This is an advance summary of a forthcoming article in the Oxford Research Encyclopedia of Natural Hazard Science. Please check back later for the full article.
Rock avalanches are very large (> 1 million cubic meters) landslides from rock slopes, which can travel much farther across the landscape than smaller events; the larger the avalanche, the greater the excess travel distance. Rock avalanches first became prominent in Switzerland in the 1800s, when the Elm and Goldau events killed people a surprisingly long way from the origin of the landslide; these events first posed the “long-runout rock-avalanche” problem. In essence, the long runout of these events appears to require low friction beneath and within the moving rock mass in order to explain their extremely long deposits; but in spite of recently intense research, this low friction still lacks a generally accepted explanation. Large collapses of volcano edifices can also generate rock avalanches that travel very long distances, albeit with a different runout-volume relationship to that of non-volcanic events. Compounding the puzzle is the presence of long-runout deposits not just on land, but also beneath the sea and on the surfaces of Mars and the Moon.

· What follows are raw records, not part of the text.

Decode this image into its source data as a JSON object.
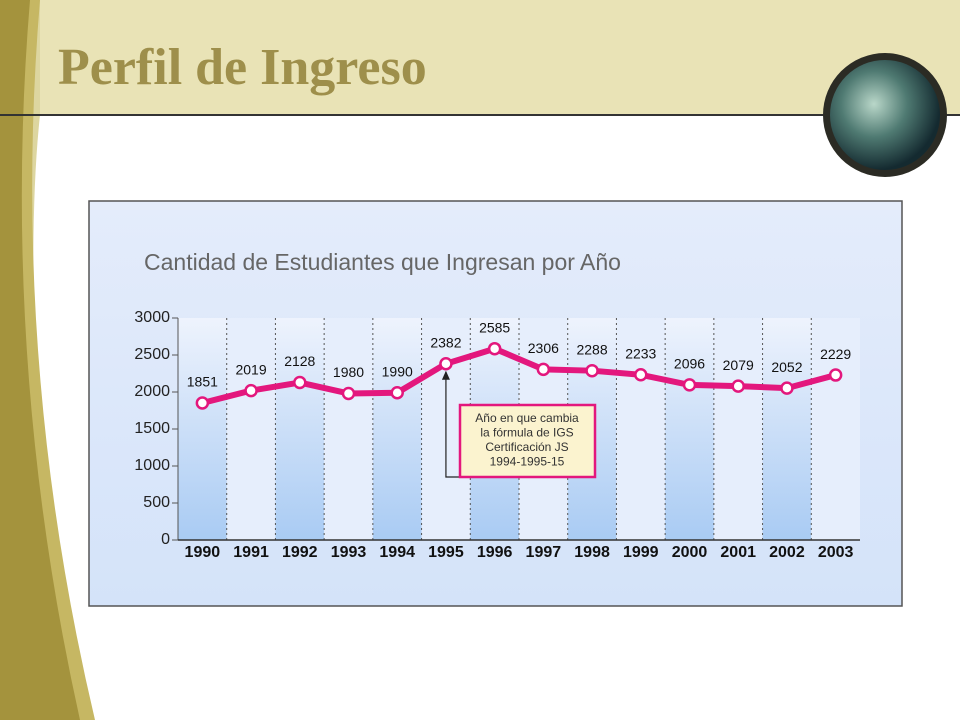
{
  "slide": {
    "title": "Perfil de Ingreso"
  },
  "chart_data": {
    "type": "line",
    "title": "Cantidad de Estudiantes que Ingresan por Año",
    "categories": [
      "1990",
      "1991",
      "1992",
      "1993",
      "1994",
      "1995",
      "1996",
      "1997",
      "1998",
      "1999",
      "2000",
      "2001",
      "2002",
      "2003"
    ],
    "values": [
      1851,
      2019,
      2128,
      1980,
      1990,
      2382,
      2585,
      2306,
      2288,
      2233,
      2096,
      2079,
      2052,
      2229
    ],
    "color": "#e3177d",
    "ylim": [
      0,
      3000
    ],
    "yticks": [
      0,
      500,
      1000,
      1500,
      2000,
      2500,
      3000
    ],
    "annotation": [
      "Año en que cambia",
      "la fórmula de IGS",
      "Certificación JS",
      "1994-1995-15"
    ]
  }
}
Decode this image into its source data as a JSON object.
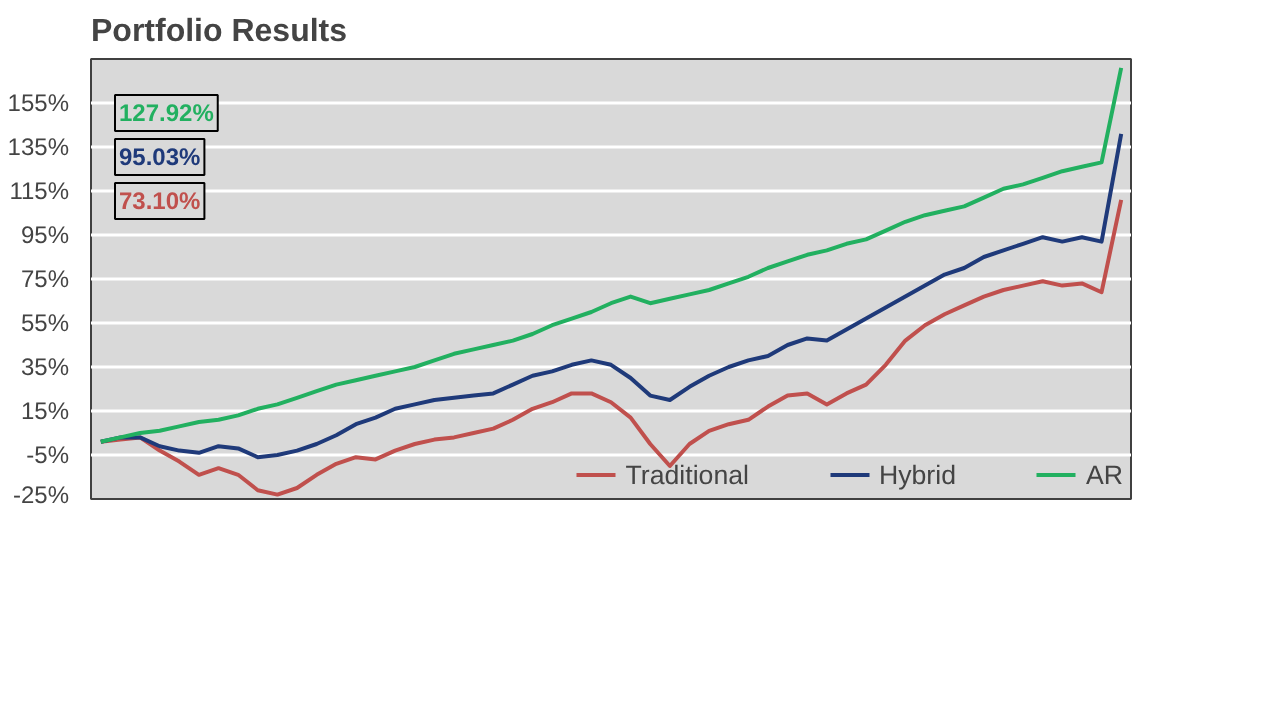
{
  "chart_data": {
    "type": "line",
    "title": "Portfolio Results",
    "categories": [
      null,
      null,
      null,
      null,
      null,
      null,
      null,
      null,
      null,
      null,
      null,
      null,
      null,
      null,
      null,
      null,
      null,
      null,
      null,
      null,
      null,
      null,
      null,
      null,
      null,
      null,
      null,
      null,
      null,
      null,
      null,
      null,
      null,
      null,
      null,
      null,
      null,
      null,
      null,
      null,
      null,
      null,
      null,
      null,
      null,
      null,
      null,
      null,
      null,
      null,
      null,
      null,
      null
    ],
    "series": [
      {
        "name": "Traditional",
        "color": "#c0504d",
        "values": [
          1,
          2,
          3,
          -3,
          -8,
          -14,
          -11,
          -14,
          -21,
          -23,
          -20,
          -14,
          -9,
          -6,
          -7,
          -3,
          0,
          2,
          3,
          5,
          7,
          11,
          16,
          19,
          23,
          23,
          19,
          12,
          0,
          -10,
          0,
          6,
          9,
          11,
          17,
          22,
          23,
          18,
          23,
          27,
          36,
          47,
          54,
          59,
          63,
          67,
          70,
          72,
          74,
          72,
          73,
          69,
          111
        ]
      },
      {
        "name": "Hybrid",
        "color": "#1f3a7a",
        "values": [
          1,
          3,
          3,
          -1,
          -3,
          -4,
          -1,
          -2,
          -6,
          -5,
          -3,
          0,
          4,
          9,
          12,
          16,
          18,
          20,
          21,
          22,
          23,
          27,
          31,
          33,
          36,
          38,
          36,
          30,
          22,
          20,
          26,
          31,
          35,
          38,
          40,
          45,
          48,
          47,
          52,
          57,
          62,
          67,
          72,
          77,
          80,
          85,
          88,
          91,
          94,
          92,
          94,
          92,
          141
        ]
      },
      {
        "name": "AR",
        "color": "#22b060",
        "values": [
          1,
          3,
          5,
          6,
          8,
          10,
          11,
          13,
          16,
          18,
          21,
          24,
          27,
          29,
          31,
          33,
          35,
          38,
          41,
          43,
          45,
          47,
          50,
          54,
          57,
          60,
          64,
          67,
          64,
          66,
          68,
          70,
          73,
          76,
          80,
          83,
          86,
          88,
          91,
          93,
          97,
          101,
          104,
          106,
          108,
          112,
          116,
          118,
          121,
          124,
          126,
          128,
          171
        ]
      }
    ],
    "ylim": [
      -25,
      175
    ],
    "yticks": [
      {
        "value": -25,
        "label": "-25%"
      },
      {
        "value": -5,
        "label": "-5%"
      },
      {
        "value": 15,
        "label": "15%"
      },
      {
        "value": 35,
        "label": "35%"
      },
      {
        "value": 55,
        "label": "55%"
      },
      {
        "value": 75,
        "label": "75%"
      },
      {
        "value": 95,
        "label": "95%"
      },
      {
        "value": 115,
        "label": "115%"
      },
      {
        "value": 135,
        "label": "135%"
      },
      {
        "value": 155,
        "label": "155%"
      }
    ],
    "annotations": [
      "73.10%",
      "95.03%",
      "127.92%"
    ],
    "grid": "y",
    "legend": "bottom",
    "tick_labels": "y",
    "marker": "none",
    "line_style": "solid"
  }
}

Numerous studies of rock avalanches have yielded some consistencies of material and behavior, for example, that little or no mixing of material occurs within the moving debris mass during runout; that the deposit material beneath a meter-scale surface layer is pervasively and intensely fragmented, with fragments down to sub-micron size; that many of these fragments are themselves agglomerates of even finer particles; that throughout the travel of a rock avalanche, large volumes of fine dust are produced; that rock avalanche surfaces are typically hummocky at a range of scales; and that there are definite trends in plots of runout distance against volume from rock avalanches in different environments.
Since rock avalanches can travel tens of kilometers from their source, they pose severe, if low-probability, direct hazards to societal assets in mountain valleys. Compounding this is their effect in the triggering of extensive and long-duration geomorphic hazard cascades.
Although large rock avalanches are rare, magnitude-frequency studies show that the proportion of total volume involved in large events is greater than the proportion in small events, so that a large proportion of the total sediment generated in mountains by uplift and denudation originates in large rock avalanches. Consequently, large rock avalanches exert a significant influence on mountain geomorphology by, for example, blocking rivers and forming landslide dams; these either fail, causing large dambreak floods and intense, long-duration aggradation episodes to propagate down river systems; or remain intact to infill with sediment and form large valley flats. Rock avalanches that fall onto glaciers often result in large terminal moraines being formed as debris accumulates at the glacier terminus, and these moraines may have no relation to any climatic change. In addition, misinterpretation of rock avalanche deposits as moraines can cause serious underestimation of hazard risk and misinterpretation of paleoclimate; for example, a deposit 28 km long in Kyrgyzstan was originally thought to be of glacial origin, but it is now known to be a rock avalanche caused by coseismic failure of a mountain slope.
Rock avalanche runout behavior poses truly fundamental scientific questions, and rock avalanches have important effects on a wide range of geomorphic processes. Better understanding of these awesome events is crucial for both geoscientific progress and for reducing impacts of future disasters.